Equity Blog Series: Bridging Divides

LIFT is an organization focused on people. On hardworking low-income families – immigrant and native born, documented and undocumented – and on staff and volunteers that represent the communities we serve who are committed to social justice. As such, we feel a responsibility to raise up those voices. This ongoing blog series will work to highlight the thoughts, feelings and experiences of the many people from all walks of life that make up LIFT. In what has become an often divisive and turbulent time, we hope it provides some context about who we are, what we do and why we do it.

Today, one of the few points on which most agree is that income inequality in our nation is rising and far too many communities are being left behind. According to the Institute for Policy Studies, these growing gaps have a disproportionate impact on communities of color – and if current trends continue, the average household wealth divide between White and Latino and Black families will double from around $500,000 in 2013 to more than $1 million by 2043. Just as advantage begets advantage, so too does inherited disadvantage feed into a cycle that’s that much harder to interrupt, as we know well from our work at LIFT.

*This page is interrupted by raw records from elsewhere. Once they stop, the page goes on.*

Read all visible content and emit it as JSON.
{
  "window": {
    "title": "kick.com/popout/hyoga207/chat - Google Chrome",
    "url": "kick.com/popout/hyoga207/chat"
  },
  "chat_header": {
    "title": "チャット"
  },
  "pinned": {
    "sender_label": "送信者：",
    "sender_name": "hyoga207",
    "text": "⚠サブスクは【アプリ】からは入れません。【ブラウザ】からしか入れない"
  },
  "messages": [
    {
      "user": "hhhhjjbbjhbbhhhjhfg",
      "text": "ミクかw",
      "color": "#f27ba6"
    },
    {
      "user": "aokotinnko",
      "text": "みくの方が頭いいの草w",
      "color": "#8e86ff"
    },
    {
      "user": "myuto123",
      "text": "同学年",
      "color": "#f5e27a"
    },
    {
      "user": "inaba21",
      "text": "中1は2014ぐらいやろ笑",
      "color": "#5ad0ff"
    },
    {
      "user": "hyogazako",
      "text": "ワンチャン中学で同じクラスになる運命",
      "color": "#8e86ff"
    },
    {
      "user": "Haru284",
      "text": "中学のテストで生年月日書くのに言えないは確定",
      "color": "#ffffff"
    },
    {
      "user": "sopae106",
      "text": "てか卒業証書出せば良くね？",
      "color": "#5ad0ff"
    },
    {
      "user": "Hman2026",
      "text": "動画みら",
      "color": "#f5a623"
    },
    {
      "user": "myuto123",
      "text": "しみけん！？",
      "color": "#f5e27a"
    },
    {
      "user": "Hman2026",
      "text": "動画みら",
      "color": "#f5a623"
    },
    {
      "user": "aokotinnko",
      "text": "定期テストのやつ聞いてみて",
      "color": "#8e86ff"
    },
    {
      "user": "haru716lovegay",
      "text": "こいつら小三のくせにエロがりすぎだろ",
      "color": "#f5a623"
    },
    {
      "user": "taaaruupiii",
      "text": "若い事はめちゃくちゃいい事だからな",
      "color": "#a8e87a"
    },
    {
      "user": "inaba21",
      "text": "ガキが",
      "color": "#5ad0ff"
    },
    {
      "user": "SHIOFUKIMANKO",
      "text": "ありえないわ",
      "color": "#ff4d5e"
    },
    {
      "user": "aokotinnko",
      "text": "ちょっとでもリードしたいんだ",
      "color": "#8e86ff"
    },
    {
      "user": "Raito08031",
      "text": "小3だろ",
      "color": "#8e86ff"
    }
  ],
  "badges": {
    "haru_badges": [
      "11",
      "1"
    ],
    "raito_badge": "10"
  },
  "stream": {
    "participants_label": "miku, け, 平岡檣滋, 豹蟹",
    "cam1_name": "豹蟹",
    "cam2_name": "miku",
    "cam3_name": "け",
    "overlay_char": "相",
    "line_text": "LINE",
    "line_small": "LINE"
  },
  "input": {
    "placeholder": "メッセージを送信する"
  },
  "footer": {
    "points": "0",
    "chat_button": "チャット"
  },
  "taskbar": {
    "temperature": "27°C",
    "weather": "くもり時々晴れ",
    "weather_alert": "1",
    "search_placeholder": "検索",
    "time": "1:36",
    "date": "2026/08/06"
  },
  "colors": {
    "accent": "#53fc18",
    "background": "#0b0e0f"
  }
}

 Working with LIFT members – 99 percent of whom identify as people of color – to address asset-poverty is one of the primary tenets of our program model. A snapshot of key pieces of this work follows:

  • Skill building: LIFT’s focus on building financial capabilities helps level the playing field for our parents. By helping members build skills and access resources, we are helping to bridge the advantage gap, empowering low-income parents to make informed choices about how they spend, how they save and how they consume. As parents build skills and meet their goals, they grow in confidence and resilience, creating a positive feedback loop of increasingly greater and deeper gains.
  • Resource navigation: By helping members access basic needs resources, LIFT helps buffers families from many of poverty’s ill effects, enabling members to focus both on career goals and the important – but non-urgent – activities that contribute to children’s development, like playing with and reading to their kids. The challenges our members face run a wide gamut: some are English language learners, others are undocumented or formerly incarcerated. We create a holistic, wraparound set of supports and build trusting relationships with members to help them lead their families to more stable ground.
  • Building social capital: LIFT connects parents to a wide network of support that includes other parents, LIFT staff and members of the community. The reduced stress and increased hope that members experience are essential to their continuing progress.
  • Building human and financial capital: LIFT’s innovative cash transfer program counters the “culture of poverty” myth that has harmed communities of color. Far from laying the burden for change on the shoulders of struggling families, we draw from behavioral science learnings to identify and alter the contextual and environmental features that can thwart even the best of intentions. With nearly two decades of experience working hand-in-hand with families, we know that people living in poverty CAN be trusted with money – and we understand that putting unnecessary restrictions on cash needlessly adds additional hurdles to members’ lives.

At LIFT, we understand that no single set of programming – no matter how robust – can fully address systemic inequities that persist across domains. Nonetheless, we’re confident that by investing in families and acting as a megaphone to celebrate their successes, we can shift the narrative on how communities living in poverty are perceived and arm the next generation to break the cycle of poverty.